I currently have a 13"er which I introduced a 14" a couple weeks ago. The 13"er is more-so elongated with a bulldog face characteristic, while the 14"er has the regular oval shaped body. Since last weekend, both took up the right side of the 240 which they would not let any other tankmates get close to. The pair has been fighting with each other more constantly, which the 13"er stays at his spot (right side closer to the middle) and doesnt let the Tern pass him, keeping him farthest to the right in the tank. Another thing Ive noticed is that the 13"er has darkened and usually faces directly down at the spot he guards. Even when getting close to the tank, he doesnt swim away and stands his ground.

So what do you think? Possible match? Im not really interested or excited about a breeding pair of P, since it may be a great thing to witness.. but would cause more problems for me. Plus I have no interest or attempts to breed. I have pics to post of each statement Ive mentioned above. I will post them laters on tonight.


----------



## marco (Jan 2, 2003)

sounds like breeding behavior to me. but in many cases like this. eggs havent been layed.


----------



## gbert15 (Jul 20, 2004)

marco said:


> sounds like breeding behavior to me. but in many cases like this. eggs havent been layed.

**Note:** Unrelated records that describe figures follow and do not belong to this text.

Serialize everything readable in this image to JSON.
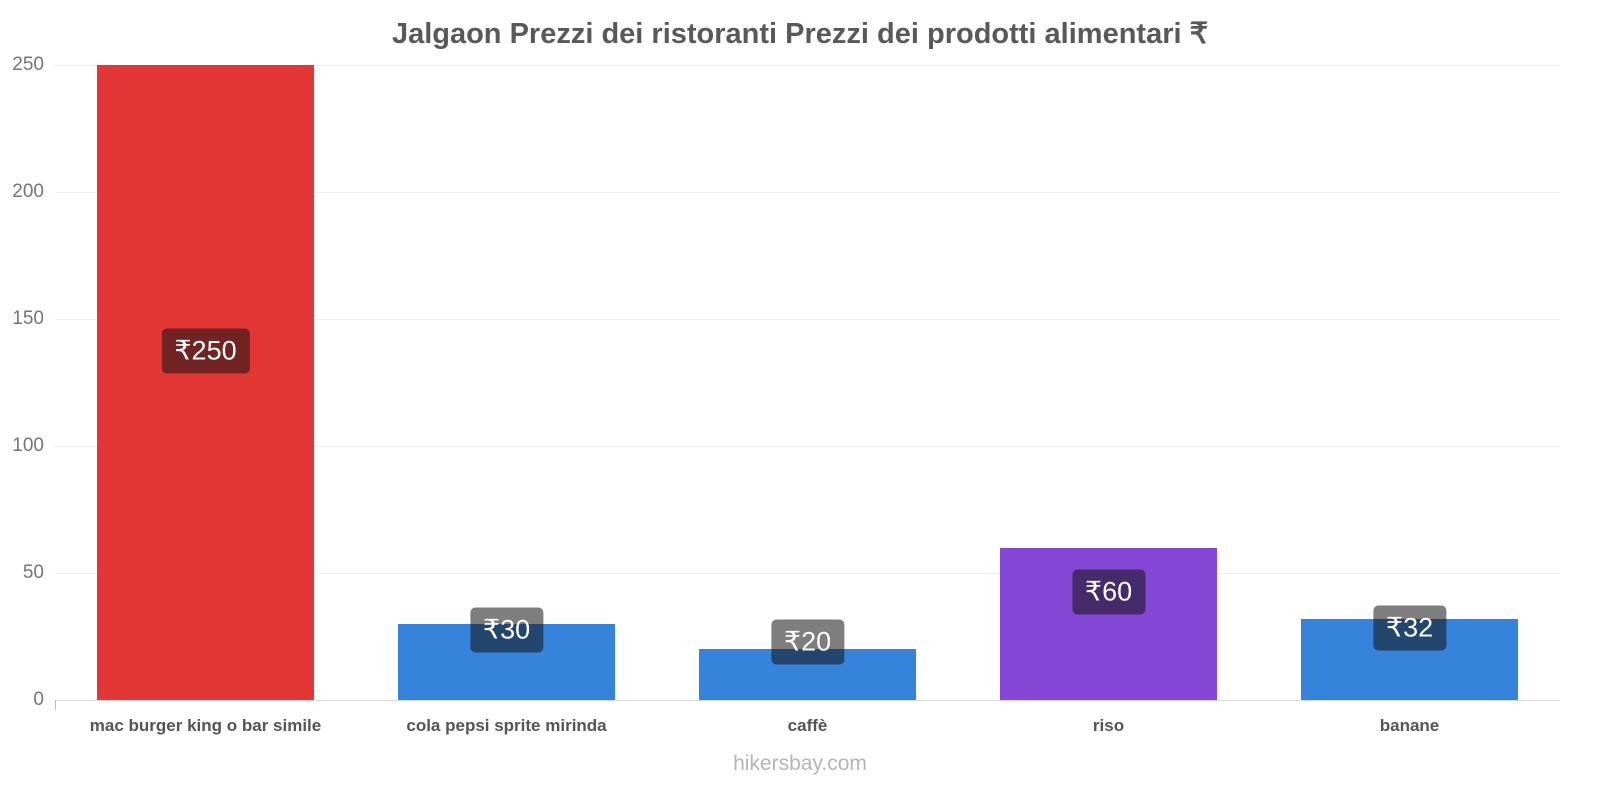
{
  "title": "Jalgaon Prezzi dei ristoranti Prezzi dei prodotti alimentari ₹",
  "footer": "hikersbay.com",
  "chart_data": {
    "type": "bar",
    "title": "Jalgaon Prezzi dei ristoranti Prezzi dei prodotti alimentari ₹",
    "xlabel": "",
    "ylabel": "",
    "categories": [
      "mac burger king o bar simile",
      "cola pepsi sprite mirinda",
      "caffè",
      "riso",
      "banane"
    ],
    "values": [
      250,
      30,
      20,
      60,
      32
    ],
    "value_labels": [
      "₹250",
      "₹30",
      "₹20",
      "₹60",
      "₹32"
    ],
    "bar_colors": [
      "#e23734",
      "#3583db",
      "#3583db",
      "#8447d6",
      "#3583db"
    ],
    "currency": "₹",
    "ylim": [
      0,
      250
    ],
    "yticks": [
      0,
      50,
      100,
      150,
      200,
      250
    ],
    "grid": true,
    "legend": "none"
  }
}
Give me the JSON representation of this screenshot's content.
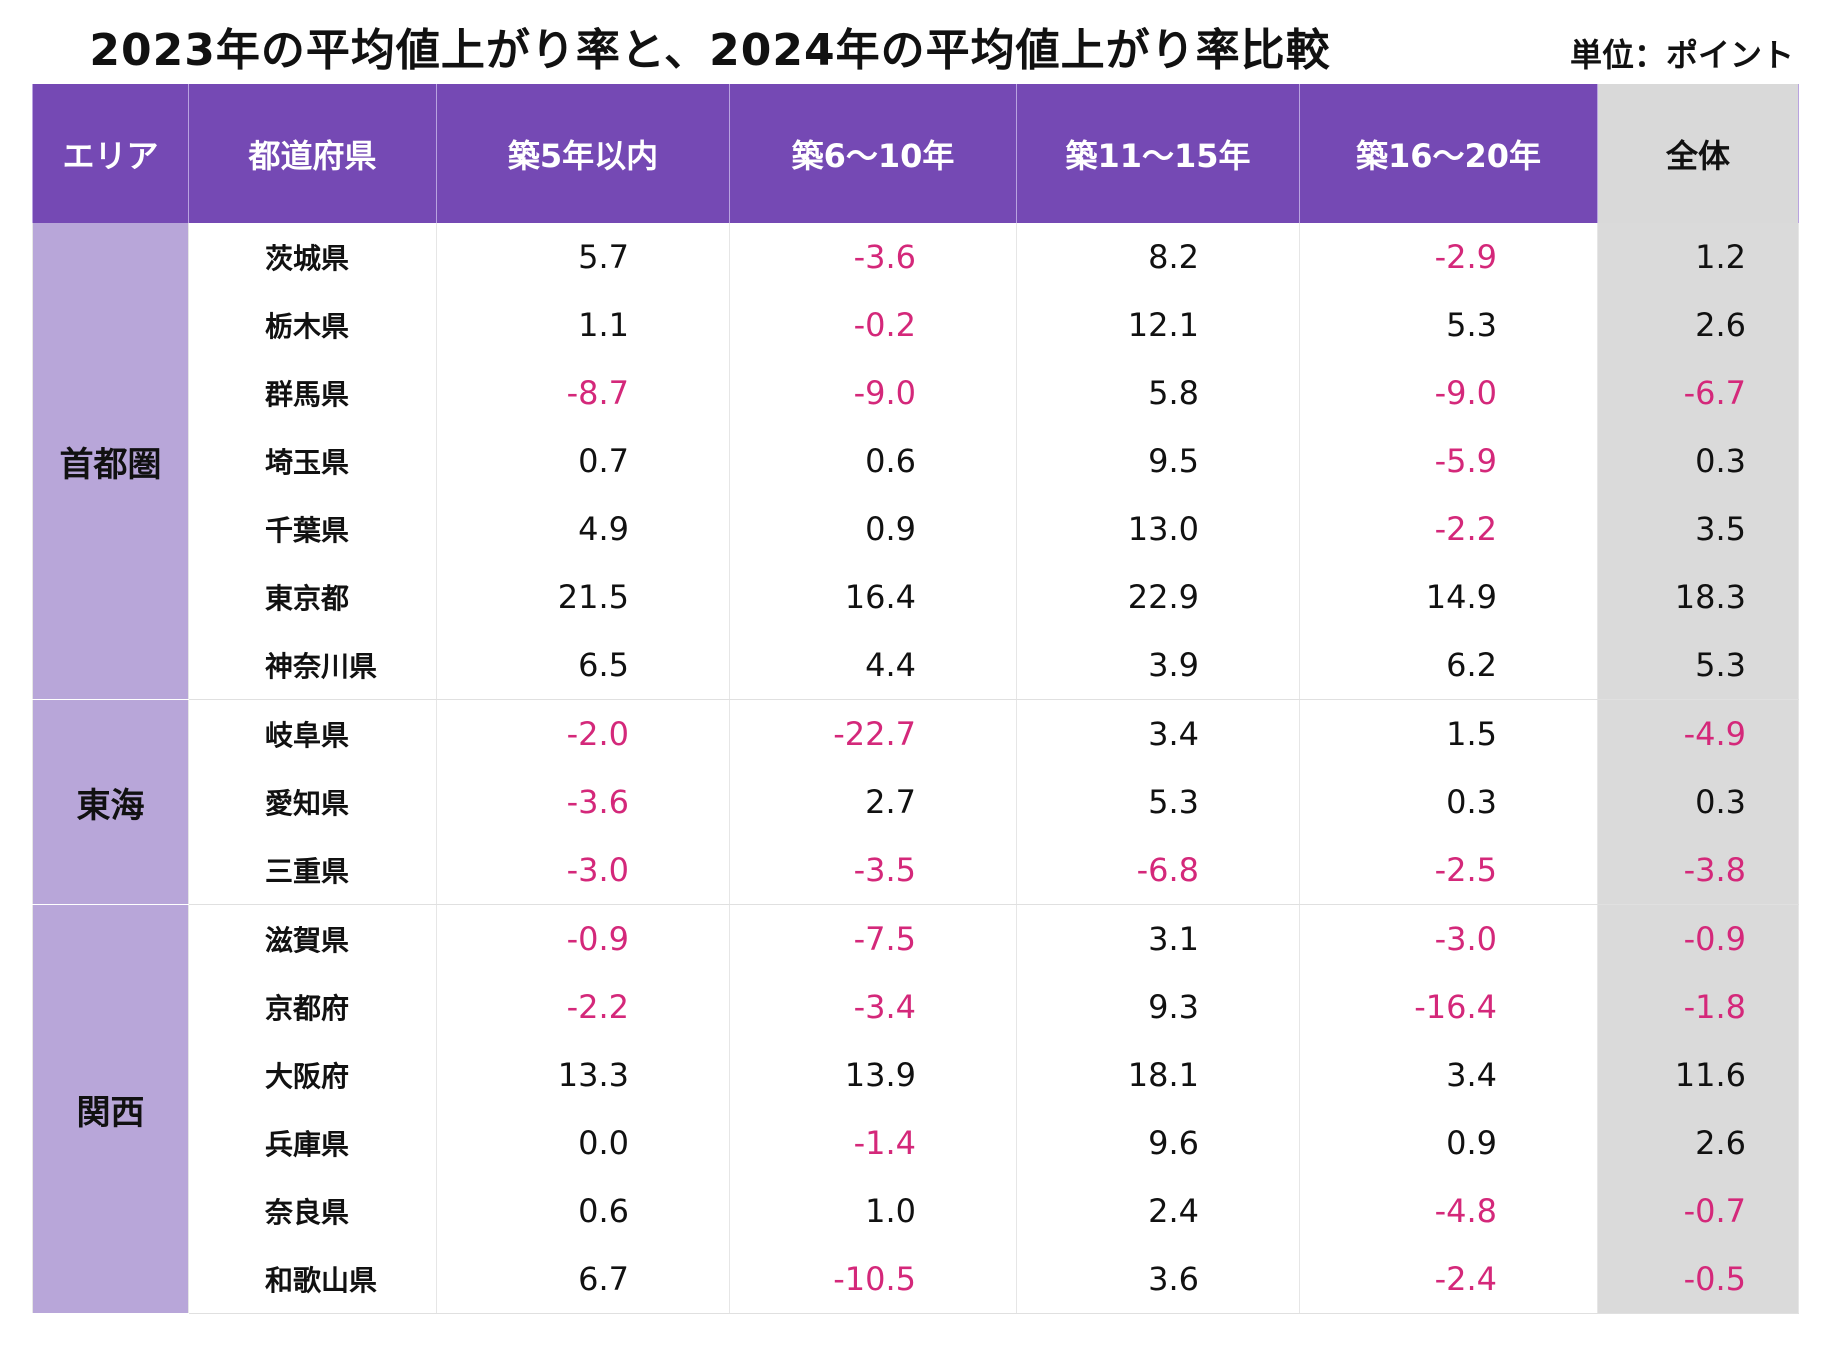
{
  "title": "2023年の平均値上がり率と、2024年の平均値上がり率比較",
  "unit": "単位：ポイント",
  "colors": {
    "header": "#7549b4",
    "area": "#b8a6d9",
    "total": "#dadada",
    "negative": "#d4287a"
  },
  "chart_data": {
    "type": "table",
    "columns": [
      "エリア",
      "都道府県",
      "築5年以内",
      "築6〜10年",
      "築11〜15年",
      "築16〜20年",
      "全体"
    ],
    "groups": [
      {
        "area": "首都圏",
        "rows": [
          {
            "pref": "茨城県",
            "values": [
              "5.7",
              "-3.6",
              "8.2",
              "-2.9",
              "1.2"
            ]
          },
          {
            "pref": "栃木県",
            "values": [
              "1.1",
              "-0.2",
              "12.1",
              "5.3",
              "2.6"
            ]
          },
          {
            "pref": "群馬県",
            "values": [
              "-8.7",
              "-9.0",
              "5.8",
              "-9.0",
              "-6.7"
            ]
          },
          {
            "pref": "埼玉県",
            "values": [
              "0.7",
              "0.6",
              "9.5",
              "-5.9",
              "0.3"
            ]
          },
          {
            "pref": "千葉県",
            "values": [
              "4.9",
              "0.9",
              "13.0",
              "-2.2",
              "3.5"
            ]
          },
          {
            "pref": "東京都",
            "values": [
              "21.5",
              "16.4",
              "22.9",
              "14.9",
              "18.3"
            ]
          },
          {
            "pref": "神奈川県",
            "values": [
              "6.5",
              "4.4",
              "3.9",
              "6.2",
              "5.3"
            ]
          }
        ]
      },
      {
        "area": "東海",
        "rows": [
          {
            "pref": "岐阜県",
            "values": [
              "-2.0",
              "-22.7",
              "3.4",
              "1.5",
              "-4.9"
            ]
          },
          {
            "pref": "愛知県",
            "values": [
              "-3.6",
              "2.7",
              "5.3",
              "0.3",
              "0.3"
            ]
          },
          {
            "pref": "三重県",
            "values": [
              "-3.0",
              "-3.5",
              "-6.8",
              "-2.5",
              "-3.8"
            ]
          }
        ]
      },
      {
        "area": "関西",
        "rows": [
          {
            "pref": "滋賀県",
            "values": [
              "-0.9",
              "-7.5",
              "3.1",
              "-3.0",
              "-0.9"
            ]
          },
          {
            "pref": "京都府",
            "values": [
              "-2.2",
              "-3.4",
              "9.3",
              "-16.4",
              "-1.8"
            ]
          },
          {
            "pref": "大阪府",
            "values": [
              "13.3",
              "13.9",
              "18.1",
              "3.4",
              "11.6"
            ]
          },
          {
            "pref": "兵庫県",
            "values": [
              "0.0",
              "-1.4",
              "9.6",
              "0.9",
              "2.6"
            ]
          },
          {
            "pref": "奈良県",
            "values": [
              "0.6",
              "1.0",
              "2.4",
              "-4.8",
              "-0.7"
            ]
          },
          {
            "pref": "和歌山県",
            "values": [
              "6.7",
              "-10.5",
              "3.6",
              "-2.4",
              "-0.5"
            ]
          }
        ]
      }
    ]
  }
}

 That's basically what i've been thinking too since one P seems to be guarding a specific spot from your explanation! Well either that or it's just a territorial thing!


----------



## HOLLYWOOD (Feb 6, 2003)

I really cant make any judgement call since ive never breed ternetzi. However for pygos that sort of behaviour points to territorial issues. Several months ago Raptor noticed the same behaviour but no spawnning occured.


----------



## RhomZilla (Feb 12, 2003)

OK thanks you guys.







As I said, I dont know anything about breeding behaviors and the signs, if it were to happen. I guess theres no need to post pictures since they wont do any help, or support the question if they're breeding, since you guys already gave me great reasons.

Thanks again!!!


----------